2) Jens Christian Brings Jacobsen, Christian Aalkjær, Vladimir V. Matchkov, Holger Nilsson, Jacob J. Freiberg and Niels-Henrik Holstein-Rathlou. Heterogeneity and weak coupling may explain the synchronization characteristics of cells in the arterial wall. Philos Transact A Math Phys Eng Sci. 2008 Oct 13;366(1880):3483-502.

3) Jens Christian Brings Jacobsen, Michael John Mulvany and Niels-Henrik Holstein-Rathlou. A mechanism for arteriolar remodeling based on maintenance of smooth muscle cell activation. Am J Physiol Regul Integr Comp Physiol 294: R1379–R1389, 2008.

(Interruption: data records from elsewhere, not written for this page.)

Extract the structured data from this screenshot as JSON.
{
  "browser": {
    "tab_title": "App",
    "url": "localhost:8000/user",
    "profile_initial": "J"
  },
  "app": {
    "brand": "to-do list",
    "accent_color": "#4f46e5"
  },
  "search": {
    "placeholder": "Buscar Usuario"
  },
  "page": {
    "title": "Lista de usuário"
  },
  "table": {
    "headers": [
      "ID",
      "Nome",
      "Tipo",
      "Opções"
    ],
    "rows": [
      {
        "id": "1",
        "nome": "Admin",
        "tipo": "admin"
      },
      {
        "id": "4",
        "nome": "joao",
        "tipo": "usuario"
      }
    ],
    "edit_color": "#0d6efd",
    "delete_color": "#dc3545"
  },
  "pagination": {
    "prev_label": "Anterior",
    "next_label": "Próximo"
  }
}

4) Jens Christian Brings Jacobsen, Christian Aalkjær, Holger Nilsson, Vladimir V.
Matchkov, Jacob Freiberg and Niels-Henrik Holstein-Rathlou
Activation of a cGMP-sensitive calcium-dependent chloride channel may cause transition from calcium waves to whole cell oscillations in smooth muscle cells.
Am J Physiol Heart Circ Physiol. 2007 Jul;293(1):H215-H228

5) Jens Christian Brings Jacobsen, Christian Aalkjær, Holger Nilsson, Vladimir V.
Matchkov, Jacob Freiberg and Niels-Henrik Holstein-Rathlou
A model of smooth muscle cell synchronization in the arterial wall. Am J Physiol Heart Circ Physiol. 2007 Jul;293(1):H229-H237.